Jeff R Warren


Public Art Policies and Ethical Communities


For the first time in many years, the arts have become a central issue in a federal election. In the lead up the Canada's 2008 federal election, the Conservatives quietly made cuts to cultural and artistic initiatives, and made an ammendment to Bill C-10 which would allow the Heritige Minister to deny tax credits for Canadian artistic production. All of this comes merely months after the restructuring of the CBC shut down the CBC radio orchestra and radically changed the programming on CBC Radio Two. While some political pundits claim Stephen Harper's comments targeted against the arts, such as his complaint about the hypocricy of 'fat cats' at a gala opening complaining about cuts, are a political maneuver to create a 'wedge' issue, others think that Harper does not understand the importance of the arts. What is interesting about this conflict is that the rhetoric used on both sides of the issue appeals to that of 'ethical communities'. The Conservatives argue that they are worried that the federal government does not support unethical art that does harm to the community. Responses to this stance equally rely upon 'ethical' rhetoric. Margaret Atwood sees the Conservatives as destroying community and goes so far to compare Harper to a dictator. The viral video 'Culture en Peril', a video featuring singer Michel Rivard, frames the art funding cuts as the destruction of Quebecois culture. While the CBC hopes their programming changes appeal to a wider audience and thus serve the community better, critics decry that the CBC are 'dumbing down' and thus not ethically serving community. Similar arguments have taken place over the past several years regarding copyright. This paper explores these topics as discussed in the popular media, and concludes with an evaluation of these positions based upon a view of how the experience of the arts is related to interrelational ethics.

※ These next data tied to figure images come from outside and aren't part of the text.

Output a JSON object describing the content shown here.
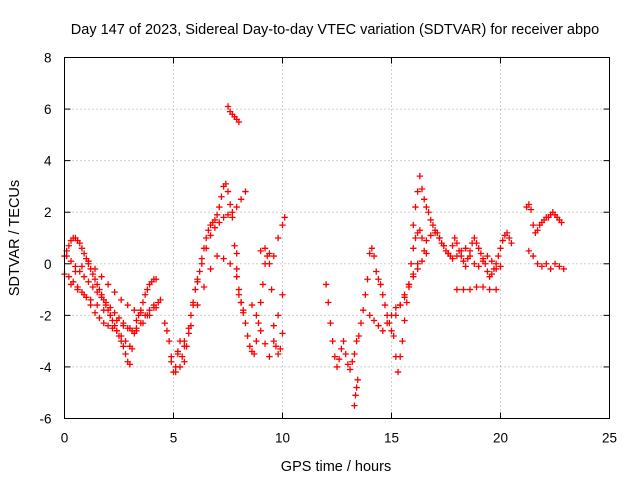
{
  "chart_data": {
    "type": "scatter",
    "title": "Day 147 of 2023, Sidereal Day-to-day VTEC variation (SDTVAR) for receiver abpo",
    "xlabel": "GPS time / hours",
    "ylabel": "SDTVAR / TECUs",
    "xlim": [
      0,
      25
    ],
    "ylim": [
      -6,
      8
    ],
    "x_ticks": [
      "0",
      "5",
      "10",
      "15",
      "20",
      "25"
    ],
    "y_ticks": [
      "-6",
      "-4",
      "-2",
      "0",
      "2",
      "4",
      "6",
      "8"
    ],
    "grid": true,
    "marker": "plus",
    "series_color": "#ff0000",
    "series": [
      {
        "name": "SDTVAR",
        "x": [
          0.0,
          0.1,
          0.2,
          0.3,
          0.4,
          0.5,
          0.6,
          0.7,
          0.8,
          0.9,
          1.0,
          1.1,
          1.2,
          1.3,
          1.4,
          1.5,
          1.6,
          1.7,
          1.8,
          1.9,
          2.0,
          2.1,
          2.2,
          2.3,
          2.4,
          2.5,
          2.6,
          2.7,
          2.8,
          2.9,
          3.0,
          3.1,
          3.2,
          3.3,
          3.4,
          3.5,
          3.6,
          3.7,
          3.8,
          3.9,
          4.0,
          4.1,
          4.2,
          0.0,
          0.2,
          0.4,
          0.6,
          0.8,
          1.0,
          1.2,
          1.4,
          1.6,
          1.8,
          2.0,
          2.2,
          2.4,
          2.6,
          2.8,
          3.0,
          0.1,
          0.3,
          0.5,
          0.7,
          0.9,
          1.1,
          1.3,
          1.5,
          1.7,
          1.9,
          2.1,
          2.3,
          2.5,
          2.7,
          2.9,
          3.1,
          3.3,
          3.5,
          3.7,
          3.9,
          4.1,
          4.3,
          0.5,
          0.8,
          1.1,
          1.4,
          1.7,
          2.0,
          2.3,
          2.6,
          2.9,
          3.2,
          3.5,
          3.8,
          4.1,
          4.4,
          0.3,
          0.6,
          0.9,
          1.2,
          1.5,
          1.8,
          2.1,
          2.4,
          2.7,
          3.0,
          3.3,
          3.6,
          3.9,
          4.2,
          4.6,
          4.7,
          4.8,
          4.9,
          5.0,
          5.1,
          5.2,
          5.3,
          5.4,
          5.5,
          5.6,
          5.7,
          5.8,
          5.9,
          6.0,
          6.1,
          6.2,
          6.3,
          6.4,
          6.5,
          6.6,
          6.7,
          6.8,
          6.9,
          7.0,
          7.1,
          7.2,
          7.3,
          7.4,
          7.5,
          7.6,
          7.7,
          7.8,
          7.9,
          8.0,
          8.1,
          8.2,
          4.9,
          5.1,
          5.3,
          5.5,
          5.7,
          5.9,
          6.1,
          6.3,
          6.5,
          6.7,
          6.9,
          7.1,
          7.3,
          7.5,
          7.7,
          7.9,
          8.1,
          8.3,
          5.2,
          5.5,
          5.8,
          6.1,
          6.4,
          6.7,
          7.0,
          7.3,
          7.6,
          7.9,
          7.5,
          7.6,
          7.7,
          7.8,
          7.9,
          8.0,
          7.9,
          8.0,
          8.1,
          8.2,
          8.3,
          8.4,
          8.5,
          8.6,
          8.7,
          8.8,
          8.9,
          9.0,
          9.1,
          9.2,
          9.3,
          9.4,
          9.5,
          9.6,
          9.7,
          9.8,
          9.9,
          10.0,
          8.6,
          8.8,
          9.0,
          9.2,
          9.4,
          9.6,
          9.8,
          10.0,
          9.0,
          9.2,
          9.4,
          9.6,
          9.8,
          10.0,
          10.1,
          12.0,
          12.1,
          12.2,
          12.3,
          12.4,
          12.5,
          12.6,
          12.7,
          12.8,
          12.9,
          13.0,
          13.1,
          13.2,
          13.3,
          13.4,
          13.5,
          13.6,
          13.7,
          13.8,
          13.9,
          14.0,
          14.1,
          14.2,
          14.3,
          14.4,
          14.5,
          14.6,
          14.7,
          14.8,
          14.9,
          15.0,
          15.1,
          15.2,
          15.3,
          15.4,
          15.5,
          15.6,
          15.7,
          15.8,
          15.9,
          16.0,
          16.1,
          16.2,
          16.3,
          16.4,
          16.5,
          13.3,
          13.35,
          13.4,
          13.45,
          14.0,
          14.2,
          14.4,
          14.6,
          14.8,
          15.0,
          15.2,
          15.4,
          15.6,
          15.8,
          16.0,
          16.2,
          16.4,
          16.6,
          15.2,
          15.4,
          15.6,
          15.8,
          16.0,
          16.2,
          16.0,
          16.1,
          16.2,
          16.3,
          16.4,
          16.5,
          16.6,
          16.7,
          16.8,
          16.9,
          17.0,
          17.1,
          17.2,
          17.3,
          17.4,
          17.5,
          17.6,
          17.7,
          17.8,
          17.9,
          18.0,
          18.1,
          18.2,
          18.3,
          18.4,
          18.5,
          18.6,
          18.7,
          18.8,
          18.9,
          19.0,
          19.1,
          19.2,
          19.3,
          19.4,
          19.5,
          19.6,
          19.7,
          19.8,
          19.9,
          20.0,
          20.1,
          20.2,
          20.3,
          20.4,
          20.5,
          16.6,
          16.8,
          17.0,
          17.2,
          17.4,
          17.6,
          17.8,
          18.0,
          18.2,
          18.4,
          18.6,
          18.8,
          19.0,
          19.2,
          19.4,
          19.6,
          19.8,
          20.0,
          18.0,
          18.3,
          18.6,
          18.9,
          19.2,
          19.5,
          19.8,
          21.2,
          21.3,
          21.4,
          21.5,
          21.6,
          21.7,
          21.8,
          21.9,
          22.0,
          22.1,
          22.2,
          22.3,
          22.4,
          22.5,
          22.6,
          22.7,
          22.8,
          21.3,
          21.5,
          21.7,
          21.9,
          22.1,
          22.3,
          22.5,
          22.7,
          22.9
        ],
        "y": [
          0.3,
          0.5,
          0.7,
          0.9,
          1.0,
          1.0,
          0.9,
          0.8,
          0.6,
          0.4,
          0.2,
          0.0,
          -0.2,
          -0.4,
          -0.6,
          -0.8,
          -1.0,
          -1.2,
          -1.4,
          -1.6,
          -1.8,
          -2.0,
          -2.2,
          -2.4,
          -2.6,
          -2.8,
          -3.0,
          -3.2,
          -3.5,
          -3.8,
          -3.9,
          -3.3,
          -2.7,
          -2.2,
          -2.0,
          -1.8,
          -1.5,
          -1.2,
          -1.0,
          -0.8,
          -0.7,
          -0.6,
          -0.6,
          -0.4,
          -0.5,
          -0.7,
          -0.9,
          -1.1,
          -1.3,
          -1.6,
          -1.9,
          -2.1,
          -2.3,
          -2.4,
          -2.5,
          -2.6,
          -2.8,
          -3.0,
          -3.2,
          0.3,
          0.1,
          -0.1,
          -0.3,
          -0.5,
          -0.7,
          -0.9,
          -1.1,
          -1.3,
          -1.5,
          -1.7,
          -1.9,
          -2.1,
          -2.3,
          -2.5,
          -2.6,
          -2.5,
          -2.3,
          -2.0,
          -1.8,
          -1.6,
          -1.5,
          -0.3,
          -0.1,
          0.1,
          -0.2,
          -0.5,
          -0.8,
          -1.1,
          -1.4,
          -1.6,
          -1.8,
          -1.9,
          -2.0,
          -1.7,
          -1.4,
          -0.8,
          -1.0,
          -1.2,
          -1.4,
          -1.6,
          -1.8,
          -2.0,
          -2.2,
          -2.4,
          -2.5,
          -2.6,
          -2.3,
          -2.0,
          -1.7,
          -2.3,
          -2.6,
          -3.0,
          -3.6,
          -4.2,
          -4.0,
          -3.5,
          -3.0,
          -3.6,
          -3.8,
          -3.2,
          -2.7,
          -2.0,
          -1.5,
          -1.0,
          -0.6,
          -0.3,
          0.2,
          0.6,
          1.0,
          1.3,
          1.5,
          1.6,
          1.7,
          1.9,
          2.2,
          2.6,
          3.0,
          3.1,
          2.8,
          2.3,
          1.8,
          0.7,
          0.4,
          -1.2,
          -1.5,
          -1.8,
          -3.8,
          -4.2,
          -4.0,
          -3.2,
          -2.5,
          -1.6,
          -0.7,
          0.0,
          0.6,
          1.1,
          1.4,
          1.6,
          1.8,
          1.9,
          2.0,
          2.2,
          2.5,
          2.8,
          -3.4,
          -3.0,
          -2.4,
          -1.6,
          -0.9,
          -0.2,
          0.3,
          0.2,
          0.0,
          -0.2,
          6.1,
          5.9,
          5.8,
          5.7,
          5.6,
          5.5,
          -0.5,
          -1.0,
          -1.5,
          -1.9,
          -2.3,
          -2.8,
          -3.2,
          -3.4,
          -3.5,
          -3.0,
          -2.3,
          -1.5,
          -0.8,
          0.0,
          0.3,
          0.0,
          -1.0,
          -2.4,
          -3.2,
          -3.5,
          -3.3,
          -2.7,
          -1.6,
          -2.0,
          -2.6,
          -3.1,
          -3.6,
          -3.0,
          -2.0,
          -1.2,
          0.5,
          0.6,
          0.4,
          0.3,
          1.0,
          1.5,
          1.8,
          -0.8,
          -1.5,
          -2.3,
          -3.0,
          -3.6,
          -4.0,
          -3.7,
          -3.3,
          -3.0,
          -3.5,
          -3.9,
          -4.1,
          -3.8,
          -3.5,
          -3.0,
          -2.8,
          -2.3,
          -1.8,
          -1.2,
          -0.6,
          0.4,
          0.6,
          0.3,
          -0.3,
          -0.6,
          -0.8,
          -1.2,
          -1.6,
          -2.0,
          -2.3,
          -2.6,
          -2.8,
          -3.6,
          -4.2,
          -3.6,
          -3.0,
          -2.2,
          -1.5,
          -0.8,
          0.0,
          0.6,
          1.0,
          1.2,
          1.3,
          1.0,
          0.5,
          -5.5,
          -5.1,
          -4.8,
          -4.5,
          -2.0,
          -2.2,
          -2.4,
          -2.6,
          -2.3,
          -2.0,
          -1.7,
          -1.6,
          -1.3,
          -0.9,
          -0.5,
          -0.2,
          0.1,
          0.4,
          -2.0,
          -1.6,
          -1.2,
          -0.8,
          -0.4,
          0.0,
          1.5,
          2.2,
          2.8,
          3.4,
          2.9,
          2.5,
          2.2,
          2.0,
          1.7,
          1.5,
          1.3,
          1.2,
          1.0,
          0.8,
          0.7,
          0.5,
          0.4,
          0.3,
          0.7,
          1.0,
          0.8,
          0.5,
          0.3,
          0.1,
          -0.1,
          0.2,
          0.5,
          0.8,
          1.0,
          0.8,
          0.6,
          0.4,
          0.2,
          0.0,
          -0.3,
          -0.5,
          -0.4,
          -0.2,
          0.0,
          0.3,
          0.6,
          0.9,
          1.1,
          1.2,
          1.0,
          0.8,
          0.9,
          1.1,
          1.2,
          1.0,
          0.7,
          0.4,
          0.2,
          0.3,
          0.5,
          0.6,
          0.3,
          0.0,
          -0.1,
          0.1,
          0.3,
          0.1,
          -0.2,
          -0.1,
          -1.0,
          -1.0,
          -1.0,
          -0.9,
          -0.9,
          -1.0,
          -1.0,
          2.2,
          2.3,
          2.1,
          1.5,
          1.2,
          1.3,
          1.5,
          1.6,
          1.7,
          1.8,
          1.8,
          1.9,
          2.0,
          1.9,
          1.8,
          1.7,
          1.6,
          0.5,
          0.3,
          0.0,
          -0.1,
          0.0,
          -0.2,
          0.0,
          -0.1,
          -0.2
        ]
      }
    ]
  }
}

Jeff R. Warren is Assistant Professor of Music at Trinity Western University in Langley, British Columbia, and teaches double bass at Kwantlen University College. He also serves as the director of the interdisciplinary Verge Arts Series at TWU. His main teaching and research interests include 20 th century art, jazz, and popular music, improvisation, meaning in music, postmodern aesthetics, ethics, continental philosophy, and psychology. He is also interested in sound installation and soundscape design. He has published and presented internationally on ethics, music, improvisation, and philosophy. As a performer, Jeff has played bass professionally in jazz, latin, rock/pop, and art music settings. Jeff is currently a Ph.D candidate at Royal Holloway, University of London, where he is studying with Nicholas Cook and Andrew Bowie. His thesis title is “Musical Experience and Human Relationships: Improvisation, Repetition, and the Ethics of Music.”